Prática recomendada pelo Conselho Nacional de Justiça (CNJ) e presente em 24 unidades da Federação, as audiências concentradas são realizadas para reavaliar medidas de internação e semiliberdade de adolescentes no sistema socioeducativo. De acordo com levantamento feito pelo CNJ em 17 unidades socioeducativas de sete estados, quase 90% dessas audiências contam com a presença de familiares ou pessoas de referência, reforçando a proposta de fortalecimento de vínculos familiares e comunitários que devem caracterizar esse momento.
A pesquisa abrange o período entre novembro de 2022 e janeiro de 2023 e inclui registros administrativos, questionários aplicados às equipes técnicas e visitas às unidades para observar as práticas. No período, 220 audiências foram realizadas nas 17 unidades socioeducativas. Os dados mostram que 72% das audiências aconteceram dentro das próprias unidades, conforme orienta a Recomendação CNJ n. 98/2021. Com base nessa primeira coleta de informações, o documento apresenta boas práticas e desafios que precisam ser superados para garantir a efetividade dessa estratégia em todo o país.
“As audiências concentradas são uma oportunidade única de aproximar a magistratura da realidade daquele ou daquela adolescente em cumprimento de medida, ouvi-los, conhecer suas famílias e o contexto em que vivem. Ter conhecimento dos dados e analisar as informações colhidas é fundamental para aprimorar essa metodologia”, destaca Luís Lanfredi, coordenador do Departamento de Monitoramento e Fiscalização do Sistema Carcerário e do Sistema de Execução de Medidas Socioeducativas (DMF).
A publicação do relatório, assim como a qualificação e fomento da política, são parte das ações do programa Fazendo Justiça, coordenado pelo CNJ em parceria com Programa das Nações Unidas para o Desenvolvimento (Pnud) para transformações nos campos penal e socioeducativo.
Desafios
O relatório ainda aponta que em 19% dos casos, a audiência foi virtual, um modelo que compromete o diálogo presencial e o contato mais humanizado – e ainda há unidades que enfrentam dificuldades para garantir a participação plena da rede de apoio daquela ou daquele adolescente. “O envolvimento da família e da rede é indispensável para o sucesso das medidas socioeducativas. Sem isso, não há como promover uma verdadeira socioeducação”, pontua o juiz auxiliar da Presidência do CNJ com atuação no DMF Edinaldo Santos Junior.

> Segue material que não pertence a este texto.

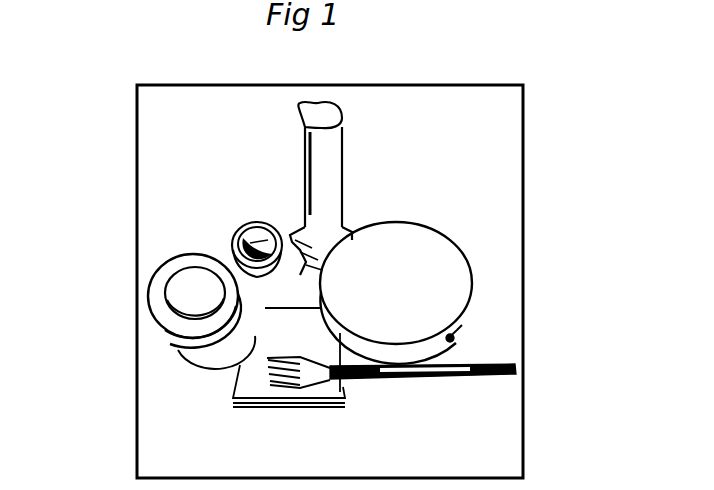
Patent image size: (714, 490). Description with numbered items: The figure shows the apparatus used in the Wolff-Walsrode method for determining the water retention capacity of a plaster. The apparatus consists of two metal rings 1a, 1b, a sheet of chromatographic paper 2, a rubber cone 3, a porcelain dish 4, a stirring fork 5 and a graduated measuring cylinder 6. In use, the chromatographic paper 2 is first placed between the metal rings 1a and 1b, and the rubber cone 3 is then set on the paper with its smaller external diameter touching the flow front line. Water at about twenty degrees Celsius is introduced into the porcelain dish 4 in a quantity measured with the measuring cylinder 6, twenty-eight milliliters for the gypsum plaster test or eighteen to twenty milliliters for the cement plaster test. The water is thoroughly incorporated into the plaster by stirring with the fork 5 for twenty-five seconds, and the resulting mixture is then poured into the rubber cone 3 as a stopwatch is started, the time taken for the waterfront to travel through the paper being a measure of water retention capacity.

The metal ring 1a is at (158, 293).
The metal ring 1b is at (193, 352).
The chromatographic paper 2 is at (343, 397).
The rubber cone 3 is at (238, 235).
The porcelain dish 4 is at (410, 262).
The stirring fork 5 is at (460, 372).
The measuring cylinder 6 is at (325, 163).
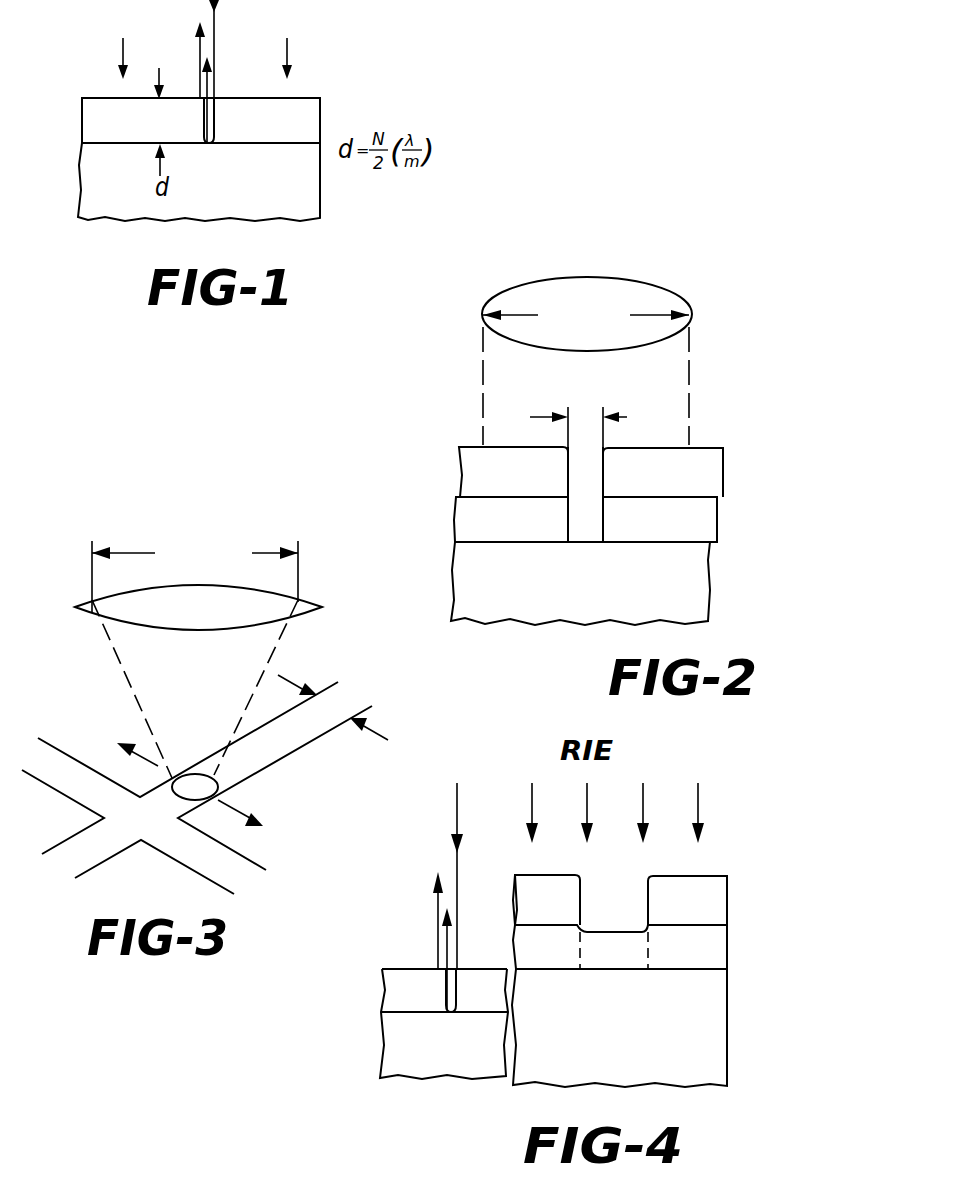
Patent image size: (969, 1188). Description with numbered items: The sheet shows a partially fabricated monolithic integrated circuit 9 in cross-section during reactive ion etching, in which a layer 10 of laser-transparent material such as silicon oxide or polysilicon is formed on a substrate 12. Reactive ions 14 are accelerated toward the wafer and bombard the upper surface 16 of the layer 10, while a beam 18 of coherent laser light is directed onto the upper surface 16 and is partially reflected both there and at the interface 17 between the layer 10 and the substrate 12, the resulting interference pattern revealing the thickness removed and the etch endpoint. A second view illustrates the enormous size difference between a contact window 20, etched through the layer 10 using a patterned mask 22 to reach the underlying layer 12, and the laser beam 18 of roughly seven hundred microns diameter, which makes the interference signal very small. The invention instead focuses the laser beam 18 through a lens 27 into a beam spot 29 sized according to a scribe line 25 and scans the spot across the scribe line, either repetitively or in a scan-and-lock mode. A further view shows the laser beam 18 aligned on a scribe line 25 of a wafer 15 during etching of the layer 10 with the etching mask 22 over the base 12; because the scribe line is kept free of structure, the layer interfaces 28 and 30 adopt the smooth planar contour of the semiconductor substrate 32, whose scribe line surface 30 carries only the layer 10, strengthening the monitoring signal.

In FIG. 1, the partially fabricated monolithic integrated circuit 9 is at (102, 78).
In FIG. 1, the layer 10 is at (115, 130).
In FIG. 2, the layer 10 is at (661, 537).
In FIG. 4, the layer 10 is at (417, 1008).
In FIG. 1, the substrate 12 is at (273, 192).
In FIG. 2, the substrate 12 is at (596, 602).
In FIG. 4, the substrate 12 is at (619, 981).
In FIG. 1, the reactive ions 14 is at (127, 53).
In FIG. 4, the reactive ions 14 is at (587, 800).
In FIG. 4, the wafer 15 is at (505, 850).
In FIG. 1, the upper surface 16 is at (302, 98).
In FIG. 1, the interface 17 is at (307, 143).
In FIG. 1, the laser beam 18 is at (216, 18).
In FIG. 2, the laser beam 18 is at (689, 385).
In FIG. 3, the laser beam 18 is at (92, 560).
In FIG. 4, the laser beam 18 is at (457, 810).
In FIG. 2, the contact window 20 is at (577, 522).
In FIG. 4, the contact window 20 is at (583, 929).
In FIG. 2, the patterned mask 22 is at (665, 490).
In FIG. 4, the patterned mask 22 is at (692, 918).
In FIG. 3, the scribe line 25 is at (154, 870).
In FIG. 4, the scribe line 25 is at (366, 980).
In FIG. 3, the lens 27 is at (92, 621).
In FIG. 4, the layer interface 28 is at (389, 968).
In FIG. 3, the beam spot 29 is at (197, 774).
In FIG. 4, the scribe line surface 30 is at (385, 1008).
In FIG. 4, the semiconductor substrate 32 is at (415, 1063).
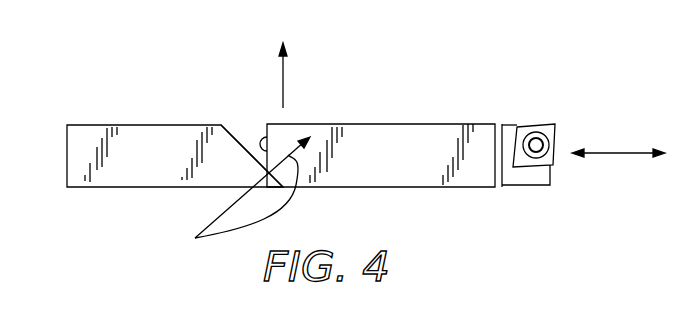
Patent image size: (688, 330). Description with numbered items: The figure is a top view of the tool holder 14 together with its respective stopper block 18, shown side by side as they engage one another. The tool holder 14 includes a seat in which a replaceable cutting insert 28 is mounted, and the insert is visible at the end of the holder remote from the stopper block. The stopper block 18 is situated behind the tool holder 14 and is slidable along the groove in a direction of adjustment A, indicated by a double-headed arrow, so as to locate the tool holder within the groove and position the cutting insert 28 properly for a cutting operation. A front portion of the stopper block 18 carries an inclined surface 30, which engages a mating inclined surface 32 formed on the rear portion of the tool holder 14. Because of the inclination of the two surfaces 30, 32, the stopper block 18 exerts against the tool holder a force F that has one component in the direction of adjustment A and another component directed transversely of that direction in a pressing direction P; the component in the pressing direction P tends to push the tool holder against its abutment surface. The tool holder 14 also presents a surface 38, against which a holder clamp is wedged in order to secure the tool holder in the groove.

The stopper block 18 is at (128, 125).
The tool holder 14 is at (388, 122).
The inclined surface 30 is at (240, 143).
The inclined surface 32 is at (268, 142).
The surface 38 is at (433, 145).
The cutting insert 28 is at (545, 125).
The pressing direction P is at (281, 77).
The force F is at (241, 198).
The direction of adjustment A is at (617, 150).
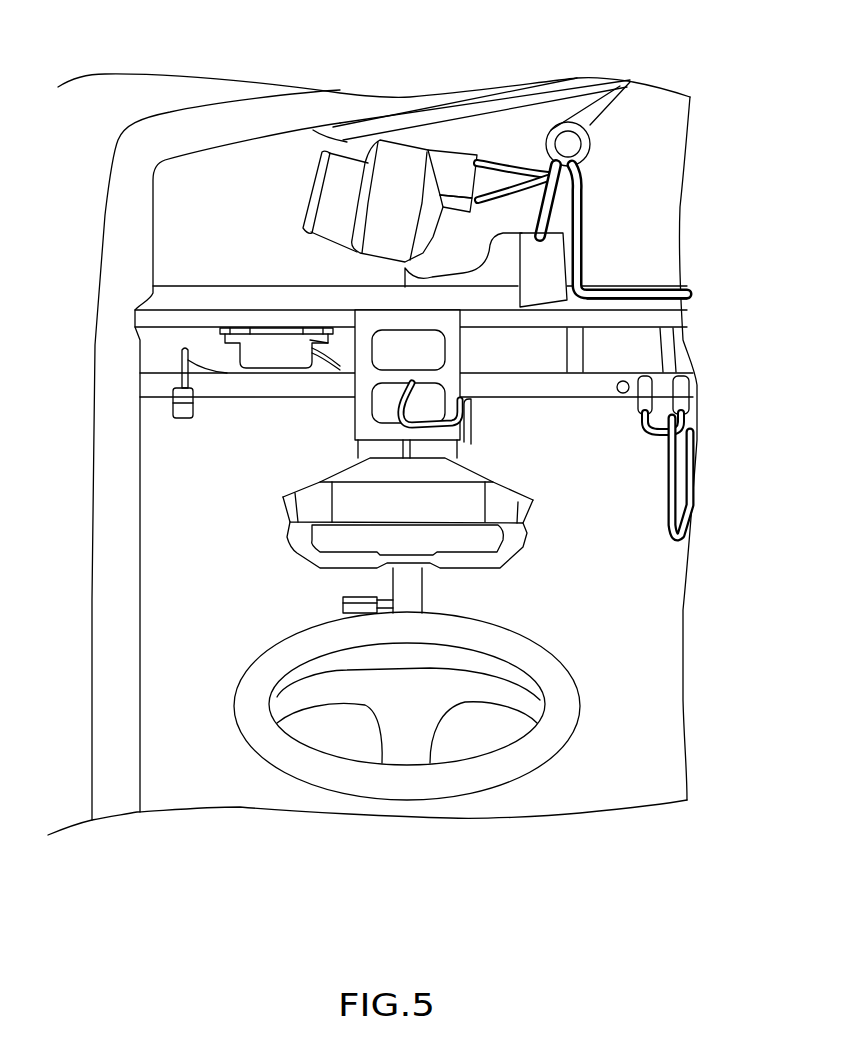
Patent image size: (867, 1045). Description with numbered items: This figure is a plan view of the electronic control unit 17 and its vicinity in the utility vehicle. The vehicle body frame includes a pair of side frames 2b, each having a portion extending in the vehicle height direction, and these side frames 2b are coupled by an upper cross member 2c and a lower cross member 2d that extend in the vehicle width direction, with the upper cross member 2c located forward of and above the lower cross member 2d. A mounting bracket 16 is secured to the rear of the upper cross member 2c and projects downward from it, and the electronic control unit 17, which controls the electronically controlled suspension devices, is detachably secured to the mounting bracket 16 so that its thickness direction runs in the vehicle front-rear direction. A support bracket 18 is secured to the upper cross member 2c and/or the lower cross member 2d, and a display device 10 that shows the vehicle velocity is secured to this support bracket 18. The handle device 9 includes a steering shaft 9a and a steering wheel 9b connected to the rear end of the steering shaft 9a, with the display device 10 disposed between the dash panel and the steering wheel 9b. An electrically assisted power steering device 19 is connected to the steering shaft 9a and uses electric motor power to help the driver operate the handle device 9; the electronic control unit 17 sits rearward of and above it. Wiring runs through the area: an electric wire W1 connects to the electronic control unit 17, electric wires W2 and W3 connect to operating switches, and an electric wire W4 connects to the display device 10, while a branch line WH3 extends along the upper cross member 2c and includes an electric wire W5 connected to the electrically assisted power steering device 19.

The side frame 2b is at (102, 433).
The upper cross member 2c is at (178, 293).
The lower cross member 2d is at (157, 392).
The handle device 9 is at (405, 800).
The steering shaft 9a is at (417, 590).
The steering wheel 9b is at (500, 785).
The display device 10 is at (283, 513).
The mounting bracket 16 is at (317, 328).
The electronic control unit 17 is at (260, 364).
The support bracket 18 is at (455, 355).
The electrically assisted power steering device 19 is at (340, 173).
The electric wire W1 is at (333, 363).
The electric wire W2 is at (180, 352).
The electric wire W3 is at (678, 470).
The electric wire W4 is at (447, 427).
The electric wire W5 is at (583, 220).
The branch line WH3 is at (657, 293).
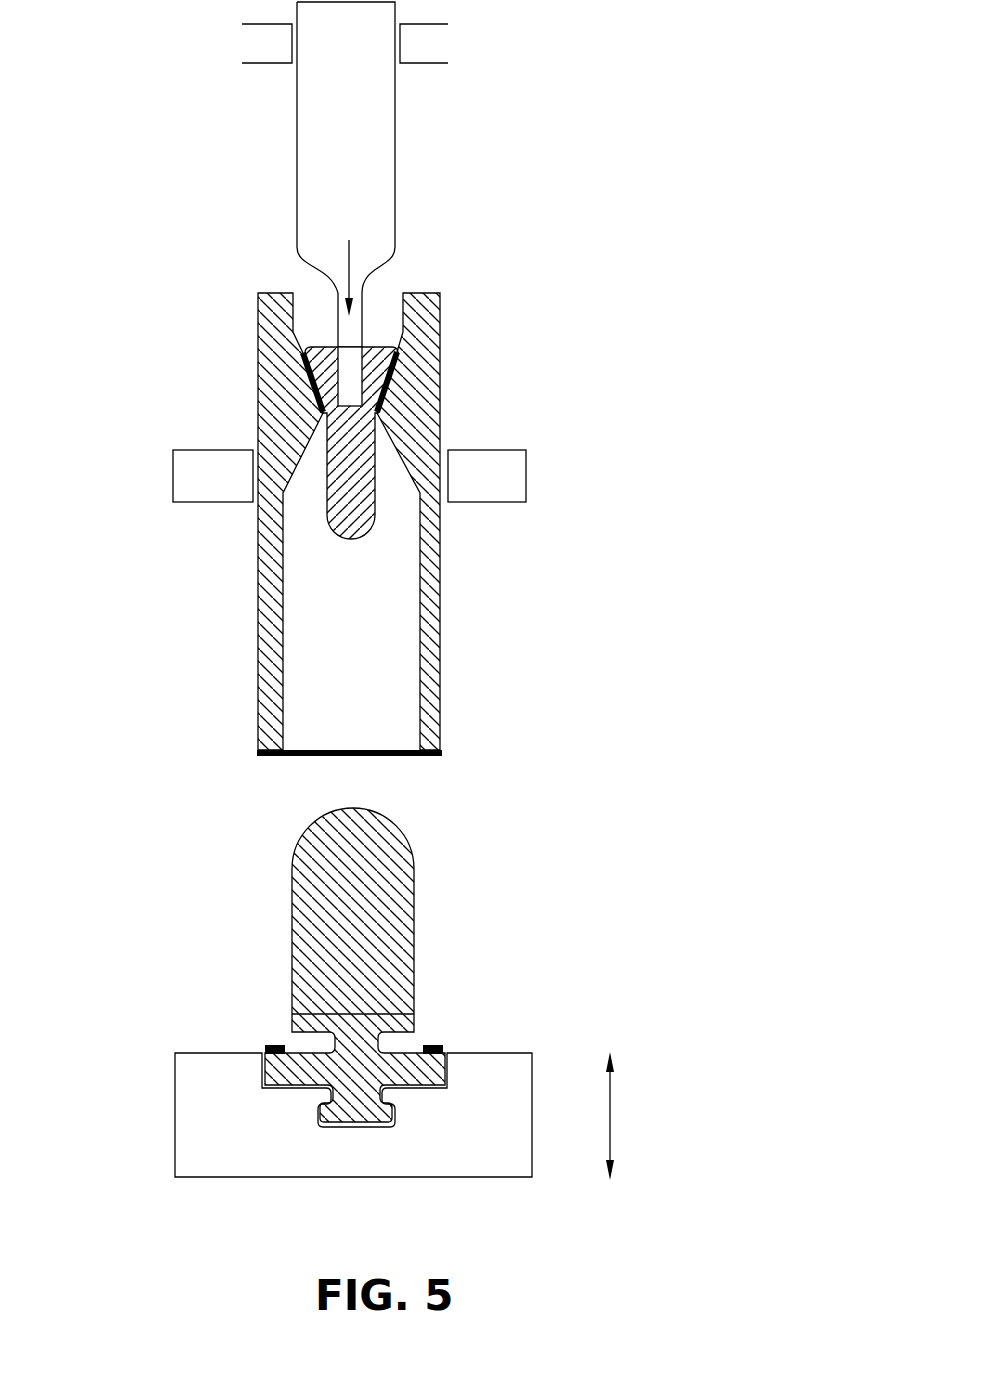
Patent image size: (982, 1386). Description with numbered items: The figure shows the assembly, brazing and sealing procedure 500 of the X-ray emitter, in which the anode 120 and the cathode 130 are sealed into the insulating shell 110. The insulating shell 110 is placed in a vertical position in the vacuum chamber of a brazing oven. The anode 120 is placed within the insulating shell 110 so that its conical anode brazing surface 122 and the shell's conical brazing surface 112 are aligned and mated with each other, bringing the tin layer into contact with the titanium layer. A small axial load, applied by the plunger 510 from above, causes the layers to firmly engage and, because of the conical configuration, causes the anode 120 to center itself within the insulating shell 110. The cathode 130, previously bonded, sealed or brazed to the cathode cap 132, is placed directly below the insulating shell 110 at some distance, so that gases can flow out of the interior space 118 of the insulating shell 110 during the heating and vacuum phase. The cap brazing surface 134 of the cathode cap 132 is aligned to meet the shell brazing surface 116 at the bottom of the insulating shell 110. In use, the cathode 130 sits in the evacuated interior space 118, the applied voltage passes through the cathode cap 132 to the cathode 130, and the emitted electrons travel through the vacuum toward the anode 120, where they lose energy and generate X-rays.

The pellet forming apparatus 500 is at (625, 549).
The plunger 510 is at (395, 170).
The insulating shell 110 is at (428, 603).
The conical brazing surface 112 is at (300, 397).
The shell brazing surface 116 is at (278, 755).
The interior space 118 is at (357, 650).
The anode 120 is at (348, 500).
The conical anode brazing surface 122 is at (300, 397).
The cathode 130 is at (372, 923).
The cathode cap 132 is at (298, 1057).
The cap brazing surface 134 is at (438, 1037).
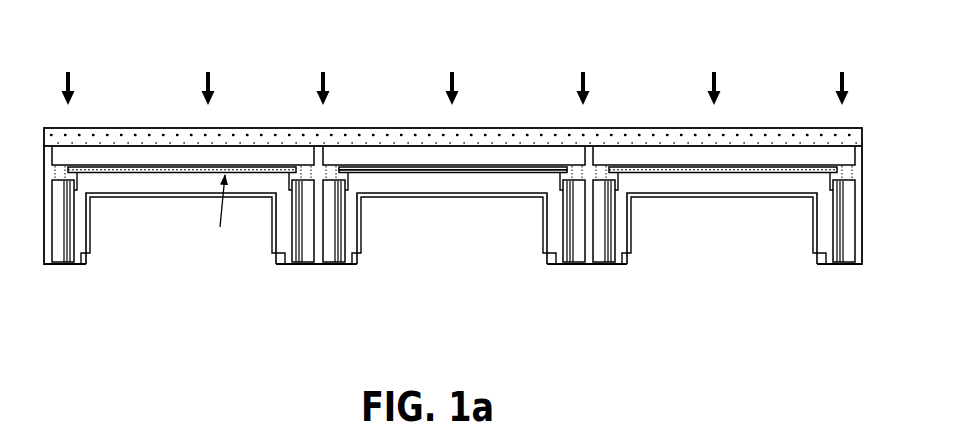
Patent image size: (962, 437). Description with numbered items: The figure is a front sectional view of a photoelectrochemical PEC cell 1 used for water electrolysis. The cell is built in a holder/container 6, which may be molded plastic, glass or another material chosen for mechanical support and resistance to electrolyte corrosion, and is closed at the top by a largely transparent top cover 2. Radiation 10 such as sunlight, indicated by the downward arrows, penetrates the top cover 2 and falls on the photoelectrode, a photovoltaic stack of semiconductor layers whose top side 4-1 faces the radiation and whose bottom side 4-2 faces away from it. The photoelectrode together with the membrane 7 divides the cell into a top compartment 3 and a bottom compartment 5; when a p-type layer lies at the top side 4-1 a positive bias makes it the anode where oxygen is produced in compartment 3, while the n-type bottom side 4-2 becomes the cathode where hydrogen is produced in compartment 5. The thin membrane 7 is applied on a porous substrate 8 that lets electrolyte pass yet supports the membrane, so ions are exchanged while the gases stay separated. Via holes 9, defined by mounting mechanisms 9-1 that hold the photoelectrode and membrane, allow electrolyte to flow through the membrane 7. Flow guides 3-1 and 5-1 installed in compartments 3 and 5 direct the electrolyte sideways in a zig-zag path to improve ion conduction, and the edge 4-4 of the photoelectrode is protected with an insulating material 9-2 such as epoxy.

The PEC cell 1 is at (180, 48).
The top cover 2 is at (124, 138).
The compartment 3 is at (177, 156).
The flow guide 3-1 is at (783, 158).
The top side 4-1 is at (500, 164).
The bottom side 4-2 is at (484, 176).
The edge 4-4 is at (836, 177).
The compartment 5 is at (173, 188).
The flow guide 5-1 is at (742, 184).
The holder/container 6 is at (355, 266).
The membrane 7 is at (61, 258).
The porous substrate 8 is at (77, 244).
The via hole 9 is at (336, 178).
The mounting mechanism 9-1 is at (615, 184).
The insulating material 9-2 is at (583, 248).
The radiation 10 is at (707, 83).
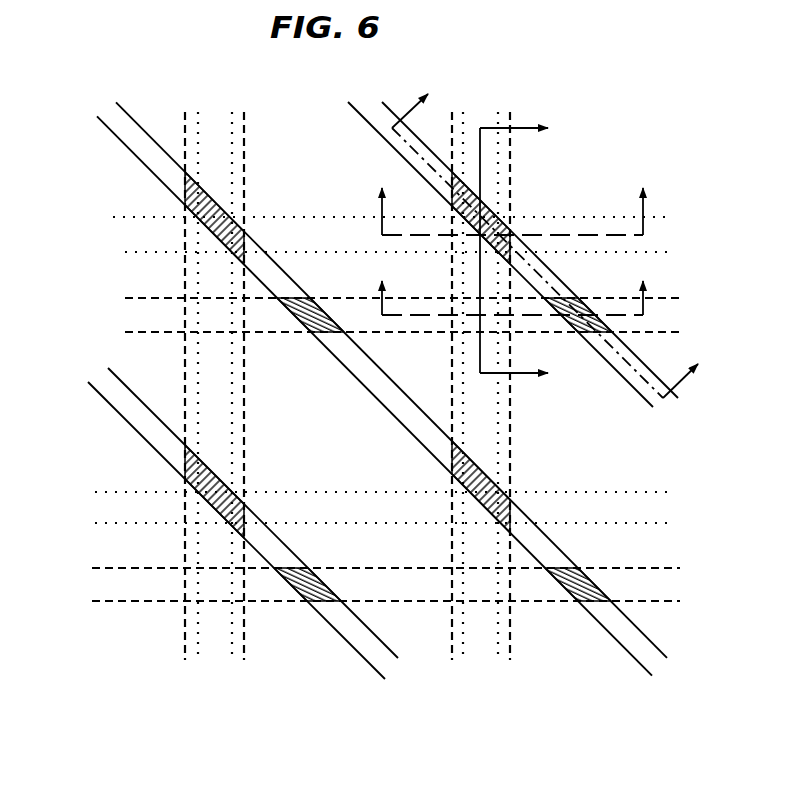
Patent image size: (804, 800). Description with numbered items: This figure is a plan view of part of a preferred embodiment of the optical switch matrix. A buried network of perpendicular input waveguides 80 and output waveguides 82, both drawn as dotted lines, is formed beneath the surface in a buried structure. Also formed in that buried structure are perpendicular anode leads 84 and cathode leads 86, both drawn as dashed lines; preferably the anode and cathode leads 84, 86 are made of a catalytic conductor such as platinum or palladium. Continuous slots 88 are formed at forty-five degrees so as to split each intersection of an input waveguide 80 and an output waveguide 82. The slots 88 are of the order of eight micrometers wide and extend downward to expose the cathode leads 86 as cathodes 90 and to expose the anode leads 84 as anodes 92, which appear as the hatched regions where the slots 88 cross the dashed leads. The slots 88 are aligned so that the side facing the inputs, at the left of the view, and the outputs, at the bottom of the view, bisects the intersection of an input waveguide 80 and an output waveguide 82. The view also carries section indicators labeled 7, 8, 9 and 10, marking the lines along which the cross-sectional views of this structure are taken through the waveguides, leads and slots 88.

Também foram identificadas diferenças quanto ao critério para participação de adolescentes nas audiências concentradas, uma vez que em 56% das unidades, a participação foi determinada com base em critérios de priorização, como o tempo de cumprimento da medida ou a necessidade de reavaliação semestral do Plano Individual de Atendimento (PIA). Esses critérios são importantes para organizar o trabalho das equipes e garantir foco nos casos mais urgentes, mas a recomendação é que a audiência seja realizada com todos e todas, como ocorre em 44% dos casos.
PIA
O papel central do PIA na qualificação das audiências concentradas também é apontado pela publicação, com 100% dos casos analisados utilizando relatórios técnicos para subsidiar as decisões judiciais. Esse plano individual fornece uma análise detalhada da evolução de cada adolescente, garantindo uma abordagem mais eficaz no acompanhamento das medidas socioeducativas. A sistematização do PIA é destacada como essencial para assegurar o alinhamento às diretrizes legais e para fortalecer a articulação entre os diversos atores do sistema de justiça e do atendimento socioeducativo.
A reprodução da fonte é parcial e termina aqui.